12. Tag, Sonntag, 08.10.2006

Temp.: 25°C Temp.: 25°C

Das wahre Südafrika - wir erreichen die Transkai

- Von Addo über Schotia, Port Alfred (R72), Kidd's Beach

- Kurzer Stopp in East London

- Am Abend erreichen wir das Backpacker in der Coffee Bay

 

Gesamtstrecke: 580 km

Um 9:30 Uhr verlassen wir das Valleyview. Auch wenn das Ambiente dieses B&B mit den anderen nicht mithalten konnte, so war der Hausherr doch recht lustig und wir hatten eine gute Zeit.

 

Wir haben eine lange Strecke vor uns und starten auf der "Romantic Route" und fahren auf der R72 entlang der Küste in Richtung East London. Ursprünglich wollten wir hier übernachten, aber wir sagen unser bereits gebuchtes B&B ab, um heute ein paar Kilometer gutzumachen. Wir fahren also weiter gen Osten und erreichen bald das echte "Schwarzafrika": die Transkai.

 

Ab hier liegt die Standardtouristenroute hinter uns, denn viele Urlauber fliegen ab Port Elisabeth weiter zum Krüger Park. Doch wir wollen diese Strecke fahren und vor uns liegt ein Stück original Afrika: Deutlich dreckiger, schlechte Straßen und nur noch Blech- bzw. Lehmhütten am Straßenrand. Auch die Landschaft wird schlagartig karger und unfruchtbarer. Dennoch freuen wir uns, endlich auch ein Stück authentisches Südafrika zu erleben. Leider meint es das Wetter nicht gut mit uns und es beginnt zu regnen.

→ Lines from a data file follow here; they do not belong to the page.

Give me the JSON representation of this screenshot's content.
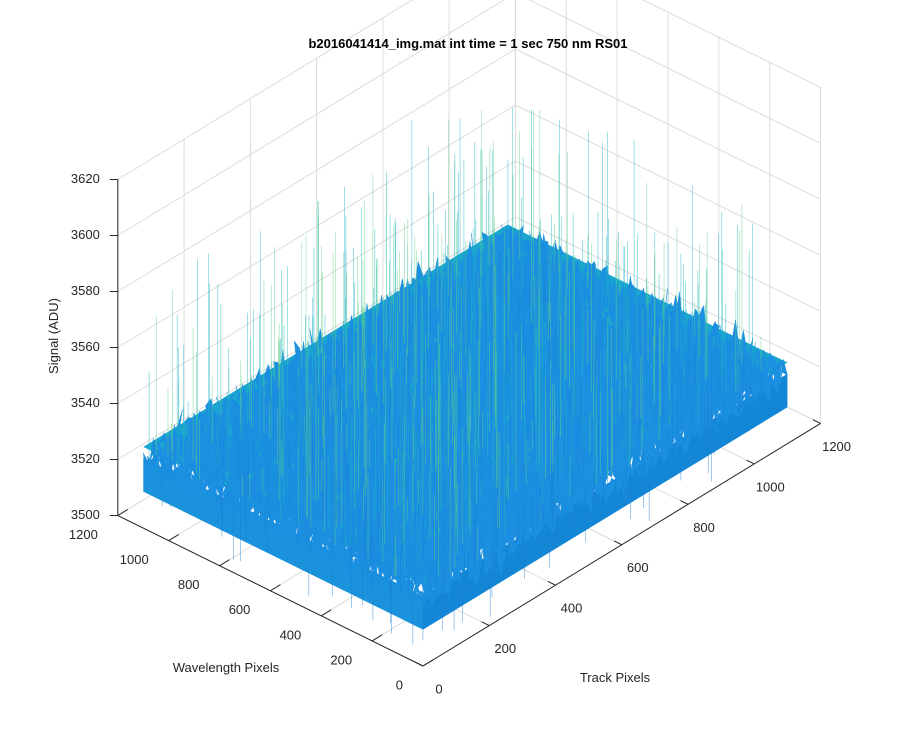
{
  "chart_data": {
    "type": "surface",
    "title": "b2016041414_img.mat int time = 1 sec  750 nm RS01",
    "xlabel": "Track Pixels",
    "ylabel": "Wavelength Pixels",
    "zlabel": "Signal (ADU)",
    "xlim": [
      0,
      1200
    ],
    "ylim": [
      0,
      1200
    ],
    "zlim": [
      3500,
      3620
    ],
    "x_ticks": [
      "0",
      "200",
      "400",
      "600",
      "800",
      "1000",
      "1200"
    ],
    "y_ticks": [
      "0",
      "200",
      "400",
      "600",
      "800",
      "1000",
      "1200"
    ],
    "z_ticks": [
      "3500",
      "3520",
      "3540",
      "3560",
      "3580",
      "3600",
      "3620"
    ],
    "grid": true,
    "surface": {
      "x_extent": [
        0,
        1100
      ],
      "y_extent": [
        0,
        1100
      ],
      "mean_signal": 3525,
      "noise_min": 3500,
      "noise_max": 3590,
      "colormap": [
        "#0e5fcf",
        "#1b8fe0",
        "#19b1c8",
        "#3fc19a",
        "#7fd67a"
      ]
    }
  }
}
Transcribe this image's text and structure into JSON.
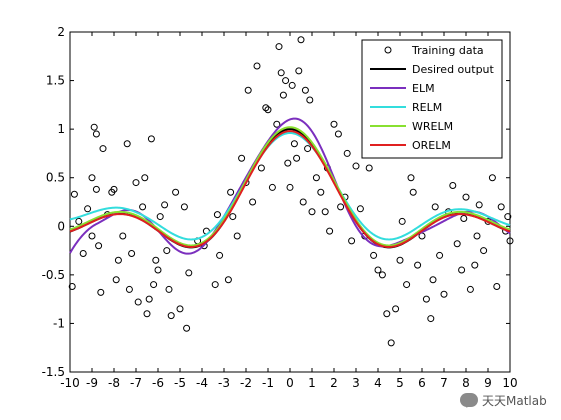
{
  "chart_data": {
    "type": "line",
    "title": "",
    "xlabel": "",
    "ylabel": "",
    "xlim": [
      -10,
      10
    ],
    "ylim": [
      -1.5,
      2
    ],
    "xticks": [
      -10,
      -9,
      -8,
      -7,
      -6,
      -5,
      -4,
      -3,
      -2,
      -1,
      0,
      1,
      2,
      3,
      4,
      5,
      6,
      7,
      8,
      9,
      10
    ],
    "yticks": [
      -1.5,
      -1,
      -0.5,
      0,
      0.5,
      1,
      1.5,
      2
    ],
    "legend_position": "top-right",
    "grid": false,
    "series": [
      {
        "name": "Training data",
        "kind": "scatter",
        "marker": "open-circle",
        "color": "#000000",
        "points": [
          [
            -9.9,
            -0.62
          ],
          [
            -9.8,
            0.33
          ],
          [
            -9.6,
            0.05
          ],
          [
            -9.4,
            -0.28
          ],
          [
            -9.2,
            0.18
          ],
          [
            -9.0,
            0.5
          ],
          [
            -9.0,
            -0.1
          ],
          [
            -8.9,
            1.02
          ],
          [
            -8.8,
            0.95
          ],
          [
            -8.8,
            0.38
          ],
          [
            -8.7,
            -0.2
          ],
          [
            -8.6,
            -0.68
          ],
          [
            -8.5,
            0.8
          ],
          [
            -8.3,
            0.12
          ],
          [
            -8.1,
            0.35
          ],
          [
            -8.0,
            0.38
          ],
          [
            -7.9,
            -0.55
          ],
          [
            -7.8,
            -0.35
          ],
          [
            -7.6,
            -0.1
          ],
          [
            -7.4,
            0.85
          ],
          [
            -7.3,
            -0.65
          ],
          [
            -7.2,
            -0.28
          ],
          [
            -7.0,
            0.45
          ],
          [
            -6.9,
            -0.78
          ],
          [
            -6.7,
            0.2
          ],
          [
            -6.6,
            0.5
          ],
          [
            -6.5,
            -0.9
          ],
          [
            -6.4,
            -0.75
          ],
          [
            -6.3,
            0.9
          ],
          [
            -6.2,
            -0.6
          ],
          [
            -6.1,
            -0.35
          ],
          [
            -6.0,
            -0.45
          ],
          [
            -5.9,
            0.1
          ],
          [
            -5.7,
            0.22
          ],
          [
            -5.6,
            -0.25
          ],
          [
            -5.5,
            -0.65
          ],
          [
            -5.4,
            -0.92
          ],
          [
            -5.2,
            0.35
          ],
          [
            -5.0,
            -0.85
          ],
          [
            -4.8,
            0.2
          ],
          [
            -4.7,
            -1.05
          ],
          [
            -4.6,
            -0.48
          ],
          [
            -4.2,
            -0.15
          ],
          [
            -3.9,
            -0.2
          ],
          [
            -3.8,
            -0.05
          ],
          [
            -3.4,
            -0.6
          ],
          [
            -3.3,
            0.12
          ],
          [
            -3.2,
            -0.3
          ],
          [
            -2.8,
            -0.55
          ],
          [
            -2.7,
            0.35
          ],
          [
            -2.6,
            0.1
          ],
          [
            -2.4,
            -0.1
          ],
          [
            -2.2,
            0.7
          ],
          [
            -2.0,
            0.45
          ],
          [
            -1.9,
            1.4
          ],
          [
            -1.7,
            0.25
          ],
          [
            -1.5,
            1.65
          ],
          [
            -1.3,
            0.6
          ],
          [
            -1.1,
            1.22
          ],
          [
            -1.0,
            1.2
          ],
          [
            -0.8,
            0.4
          ],
          [
            -0.6,
            1.05
          ],
          [
            -0.5,
            1.85
          ],
          [
            -0.4,
            1.58
          ],
          [
            -0.3,
            1.35
          ],
          [
            -0.2,
            1.5
          ],
          [
            -0.1,
            0.65
          ],
          [
            0.0,
            0.4
          ],
          [
            0.1,
            1.45
          ],
          [
            0.2,
            0.85
          ],
          [
            0.3,
            0.7
          ],
          [
            0.4,
            1.6
          ],
          [
            0.5,
            1.92
          ],
          [
            0.6,
            0.25
          ],
          [
            0.7,
            1.4
          ],
          [
            0.8,
            0.8
          ],
          [
            0.9,
            1.3
          ],
          [
            1.0,
            0.15
          ],
          [
            1.2,
            0.5
          ],
          [
            1.4,
            0.35
          ],
          [
            1.6,
            0.15
          ],
          [
            1.7,
            0.6
          ],
          [
            1.8,
            -0.05
          ],
          [
            2.0,
            1.05
          ],
          [
            2.2,
            0.95
          ],
          [
            2.3,
            0.2
          ],
          [
            2.5,
            0.3
          ],
          [
            2.6,
            0.75
          ],
          [
            2.8,
            -0.15
          ],
          [
            3.0,
            0.62
          ],
          [
            3.2,
            0.18
          ],
          [
            3.4,
            -0.1
          ],
          [
            3.6,
            0.6
          ],
          [
            3.8,
            -0.3
          ],
          [
            4.0,
            -0.45
          ],
          [
            4.2,
            -0.5
          ],
          [
            4.4,
            -0.9
          ],
          [
            4.6,
            -1.2
          ],
          [
            4.8,
            -0.85
          ],
          [
            5.0,
            -0.35
          ],
          [
            5.1,
            0.05
          ],
          [
            5.3,
            -0.6
          ],
          [
            5.5,
            0.5
          ],
          [
            5.6,
            0.35
          ],
          [
            5.8,
            -0.4
          ],
          [
            6.0,
            -0.1
          ],
          [
            6.2,
            -0.75
          ],
          [
            6.4,
            -0.95
          ],
          [
            6.5,
            -0.55
          ],
          [
            6.6,
            0.2
          ],
          [
            6.8,
            -0.3
          ],
          [
            7.0,
            -0.7
          ],
          [
            7.2,
            0.15
          ],
          [
            7.4,
            0.42
          ],
          [
            7.6,
            -0.18
          ],
          [
            7.8,
            -0.45
          ],
          [
            8.0,
            0.3
          ],
          [
            8.2,
            -0.65
          ],
          [
            8.4,
            -0.4
          ],
          [
            8.6,
            0.22
          ],
          [
            8.8,
            -0.25
          ],
          [
            9.0,
            0.05
          ],
          [
            9.2,
            0.5
          ],
          [
            9.4,
            -0.62
          ],
          [
            9.6,
            0.2
          ],
          [
            9.8,
            -0.05
          ],
          [
            9.9,
            0.1
          ],
          [
            10.0,
            -0.15
          ],
          [
            8.5,
            -0.1
          ],
          [
            7.9,
            0.08
          ]
        ]
      },
      {
        "name": "Desired output",
        "kind": "line",
        "color": "#000000",
        "function": "sinc"
      },
      {
        "name": "ELM",
        "kind": "line",
        "color": "#7b2fbe",
        "function": "elm"
      },
      {
        "name": "RELM",
        "kind": "line",
        "color": "#33dddd",
        "function": "relm"
      },
      {
        "name": "WRELM",
        "kind": "line",
        "color": "#88e030",
        "function": "wrelm"
      },
      {
        "name": "ORELM",
        "kind": "line",
        "color": "#e02020",
        "function": "orelm"
      }
    ]
  },
  "watermark": {
    "text": "天天Matlab",
    "icon": "chat-bubble-icon"
  }
}
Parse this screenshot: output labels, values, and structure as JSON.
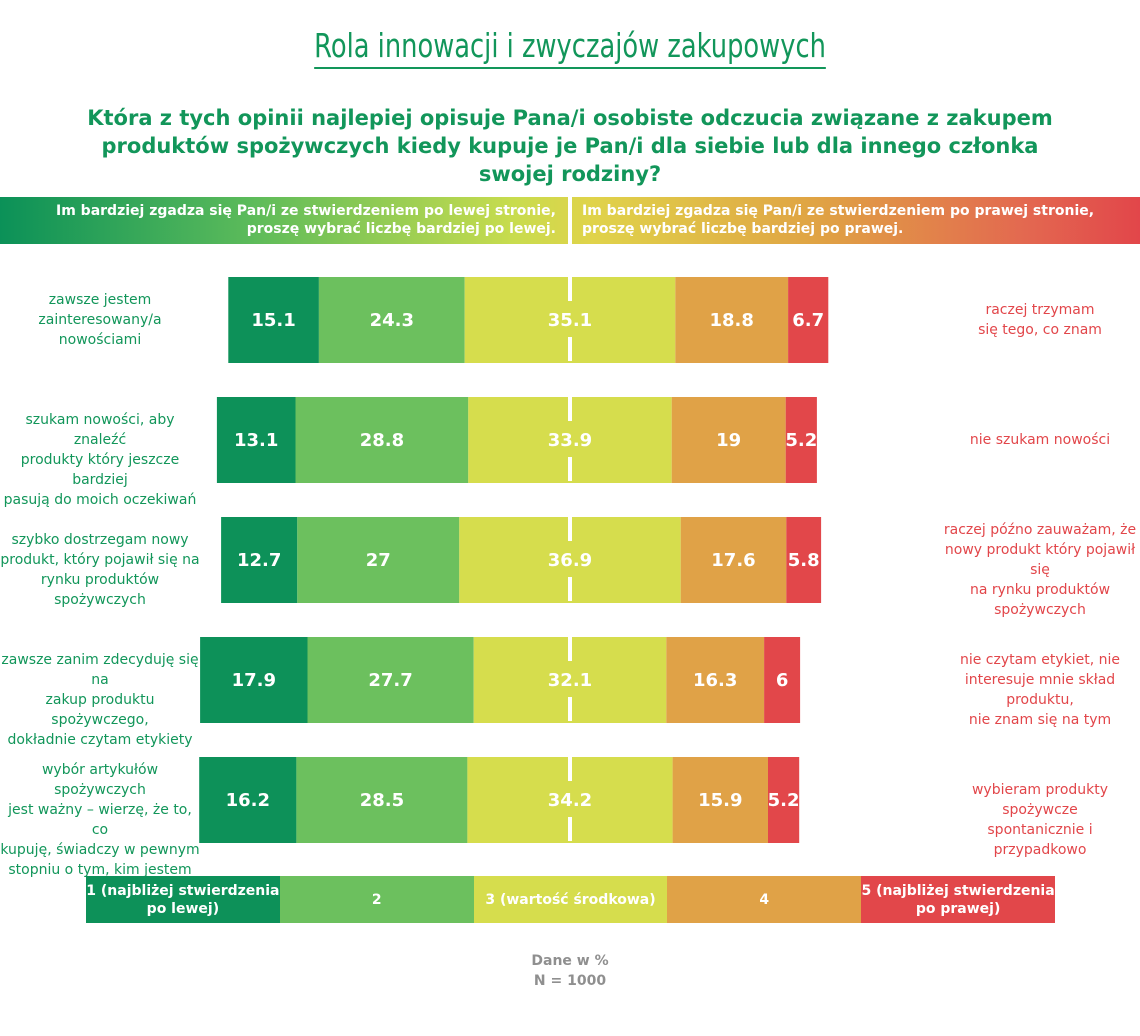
{
  "title": "Rola innowacji i zwyczajów zakupowych",
  "question": "Która z tych opinii najlepiej opisuje Pana/i osobiste odczucia związane z zakupem produktów spożywczych kiedy kupuje je Pan/i dla siebie lub dla innego członka swojej rodziny?",
  "band": {
    "left": "Im bardziej zgadza się Pan/i ze stwierdzeniem po lewej stronie,\nproszę wybrać liczbę bardziej po lewej.",
    "right": "Im bardziej zgadza się Pan/i ze stwierdzeniem po prawej stronie,\nproszę wybrać liczbę bardziej po prawej."
  },
  "colors": {
    "c1": "#0d9159",
    "c2": "#6cc05e",
    "c3": "#d6dd4d",
    "c4": "#e0a247",
    "c5": "#e2474a",
    "accent_green": "#12965a",
    "accent_red": "#e2464a"
  },
  "chart_data": {
    "type": "bar",
    "stacked": true,
    "diverging_center": 3,
    "unit": "%",
    "categories": [
      "zawsze jestem zainteresowany/a nowościami",
      "szukam nowości, aby znaleźć produkty który jeszcze bardziej pasują do moich oczekiwań",
      "szybko dostrzegam nowy produkt,  który pojawił się na rynku produktów spożywczych",
      "zawsze zanim zdecyduję się na zakup produktu spożywczego, dokładnie czytam etykiety",
      "wybór artykułów spożywczych jest ważny – wierzę, że to, co kupuję, świadczy w pewnym stopniu o tym, kim jestem"
    ],
    "left_labels": [
      "zawsze jestem\nzainteresowany/a\nnowościami",
      "szukam nowości, aby znaleźć\nprodukty który jeszcze bardziej\npasują do moich oczekiwań",
      "szybko dostrzegam nowy\nprodukt,  który pojawił się na\nrynku produktów spożywczych",
      "zawsze zanim zdecyduję się na\nzakup produktu spożywczego,\ndokładnie czytam etykiety",
      "wybór artykułów spożywczych\njest ważny – wierzę, że to, co\nkupuję, świadczy w pewnym\nstopniu o tym, kim jestem"
    ],
    "right_labels": [
      "raczej trzymam\nsię tego, co znam",
      "nie szukam nowości",
      "raczej późno zauważam, że\nnowy produkt który pojawił się\nna rynku produktów\nspożywczych",
      "nie czytam etykiet, nie\ninteresuje mnie skład produktu,\nnie znam się na tym",
      "wybieram produkty spożywcze\nspontanicznie i przypadkowo"
    ],
    "series": [
      {
        "name": "1 (najbliżej stwierdzenia po lewej)",
        "values": [
          15.1,
          13.1,
          12.7,
          17.9,
          16.2
        ]
      },
      {
        "name": "2",
        "values": [
          24.3,
          28.8,
          27,
          27.7,
          28.5
        ]
      },
      {
        "name": "3 (wartość środkowa)",
        "values": [
          35.1,
          33.9,
          36.9,
          32.1,
          34.2
        ]
      },
      {
        "name": "4",
        "values": [
          18.8,
          19,
          17.6,
          16.3,
          15.9
        ]
      },
      {
        "name": "5 (najbliżej stwierdzenia po prawej)",
        "values": [
          6.7,
          5.2,
          5.8,
          6,
          5.2
        ]
      }
    ],
    "legend": [
      "1 (najbliżej stwierdzenia\npo lewej)",
      "2",
      "3 (wartość środkowa)",
      "4",
      "5 (najbliżej stwierdzenia\npo prawej)"
    ]
  },
  "footer": {
    "line1": "Dane w %",
    "line2": "N = 1000"
  }
}
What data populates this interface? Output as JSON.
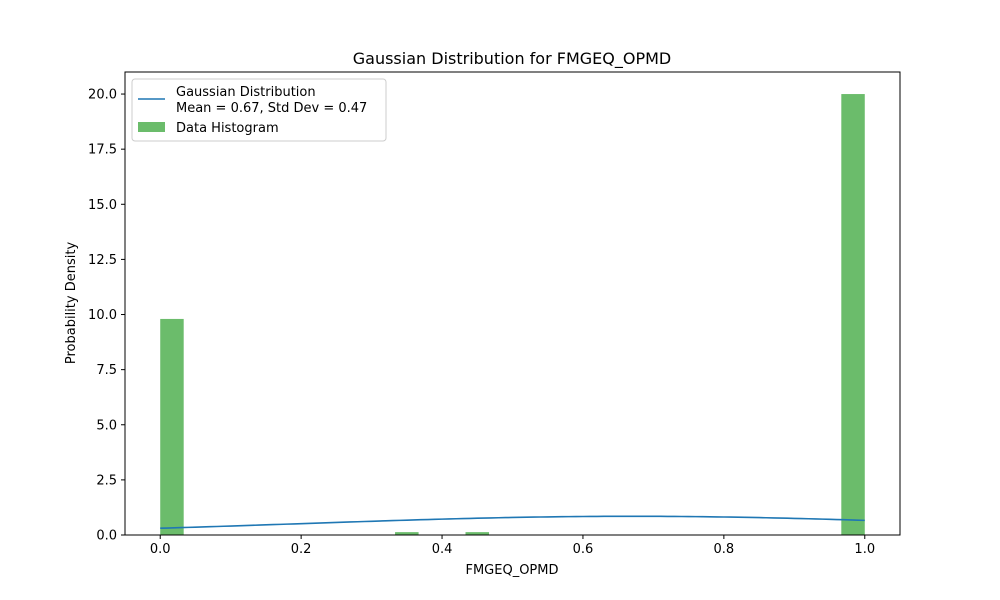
{
  "chart_data": {
    "type": "bar",
    "title": "Gaussian Distribution for FMGEQ_OPMD",
    "xlabel": "FMGEQ_OPMD",
    "ylabel": "Probability Density",
    "xlim": [
      -0.05,
      1.05
    ],
    "ylim": [
      0,
      21
    ],
    "xticks": [
      0.0,
      0.2,
      0.4,
      0.6,
      0.8,
      1.0
    ],
    "xtick_labels": [
      "0.0",
      "0.2",
      "0.4",
      "0.6",
      "0.8",
      "1.0"
    ],
    "yticks": [
      0.0,
      2.5,
      5.0,
      7.5,
      10.0,
      12.5,
      15.0,
      17.5,
      20.0
    ],
    "ytick_labels": [
      "0.0",
      "2.5",
      "5.0",
      "7.5",
      "10.0",
      "12.5",
      "15.0",
      "17.5",
      "20.0"
    ],
    "grid": false,
    "legend_position": "top-left",
    "series": [
      {
        "kind": "line",
        "name": "Gaussian Distribution\nMean = 0.67, Std Dev = 0.47",
        "name_lines": [
          "Gaussian Distribution",
          "Mean = 0.67, Std Dev = 0.47"
        ],
        "color": "#1f77b4",
        "mean": 0.67,
        "std": 0.47,
        "x_range": [
          0.0,
          1.0
        ]
      },
      {
        "kind": "histogram",
        "name": "Data Histogram",
        "color": "#2ca02c",
        "alpha": 0.7,
        "bin_width": 0.0333,
        "bins": [
          {
            "x0": 0.0,
            "x1": 0.0333,
            "value": 9.8
          },
          {
            "x0": 0.3333,
            "x1": 0.3667,
            "value": 0.13
          },
          {
            "x0": 0.4333,
            "x1": 0.4667,
            "value": 0.13
          },
          {
            "x0": 0.9667,
            "x1": 1.0,
            "value": 20.0
          }
        ]
      }
    ]
  }
}
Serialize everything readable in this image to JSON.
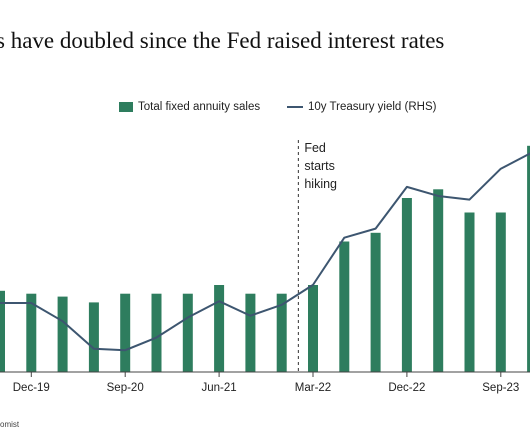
{
  "title": "s have doubled since the Fed raised interest rates",
  "footer": "omist",
  "colors": {
    "bar": "#2e7d5e",
    "line": "#3d5670",
    "axis": "#444444",
    "annotation_line": "#333333"
  },
  "chart_data": {
    "type": "bar",
    "categories": [
      "Sep-19",
      "Dec-19",
      "Mar-20",
      "Jun-20",
      "Sep-20",
      "Dec-20",
      "Mar-21",
      "Jun-21",
      "Sep-21",
      "Dec-21",
      "Mar-22",
      "Jun-22",
      "Sep-22",
      "Dec-22",
      "Mar-23",
      "Jun-23",
      "Sep-23",
      "Dec-23"
    ],
    "x_tick_labels": [
      {
        "category": "Dec-19",
        "label": "Dec-19"
      },
      {
        "category": "Sep-20",
        "label": "Sep-20"
      },
      {
        "category": "Jun-21",
        "label": "Jun-21"
      },
      {
        "category": "Mar-22",
        "label": "Mar-22"
      },
      {
        "category": "Dec-22",
        "label": "Dec-22"
      },
      {
        "category": "Sep-23",
        "label": "Sep-23"
      }
    ],
    "series": [
      {
        "name": "Total fixed annuity sales",
        "type": "bar",
        "axis": "left",
        "values": [
          28,
          27,
          26,
          24,
          27,
          27,
          27,
          30,
          27,
          27,
          30,
          45,
          48,
          60,
          63,
          55,
          55,
          78
        ]
      },
      {
        "name": "10y Treasury yield (RHS)",
        "type": "line",
        "axis": "right",
        "values": [
          1.9,
          1.9,
          1.4,
          0.64,
          0.6,
          0.95,
          1.5,
          1.95,
          1.55,
          1.85,
          2.4,
          3.7,
          3.95,
          5.1,
          4.85,
          4.75,
          5.6,
          6.05
        ]
      }
    ],
    "ylim_left": [
      0,
      80
    ],
    "ylim_right": [
      0,
      7
    ],
    "legend": "top-center",
    "grid": false,
    "annotation": {
      "text_lines": [
        "Fed",
        "starts",
        "hiking"
      ],
      "between_categories": [
        "Dec-21",
        "Mar-22"
      ]
    }
  }
}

Die lange Fahrerei macht hungrig aber wir müssen bald feststellen, dass es in dieser Region keine Restaurants, keine modernen Tankstellen oder sonstige Infrastruktur gibt. Also ersehnen wir den Abzweig von der N2 in die Coffee Bay - unserem heutigen Etappenziel. Es liegen allerdings immer noch 80 km durch das Gebiet der Xhosa vor uns. Auf schlechter und kurvenreicher Straße, vorbei an primitiven, runden Lehmhütten ohne fließend Wasser oder Strom.

 

Als wir endlich die Küste erreichen erwartet uns der "Coffee Shack", eine spartanische Backpackerherberge bzw. Hippiecomunity, welche aus einigen Rundhütten besteht. Dies ist also unser heutiges Quartier. Das Personal und die anderen Gäste (so ganz weiß man hier nie, wer eigentlich wer ist) sind sehr nett und heute Abend gibt es noch ein kostenloses Abendessen - zubereitet von Xhosa-Frauen. Im Anschluß führen die Dorfkinder einen traditionellen Tanz auf. Wir bemerken, dass man hier wirklich viel Wert darauf legt, das Hostel im Einklang mit den Einheimischen zu betreiben. Die Hippiegemeinde trifft sich im Anschluß an der Bar und wir spielen noch eine Partie "Killerpool" bevor wir uns um 22 Uhr in unsere Behausung zurückziehen. Mimi ekelt sich etwas vor der muffigen Hütte und ihrer stinkigen Matratze und schläft daher etwas unruhig ein (übrigens komplett in Anziehsachen zum Schutz vor Spinnen und Ungeziefer).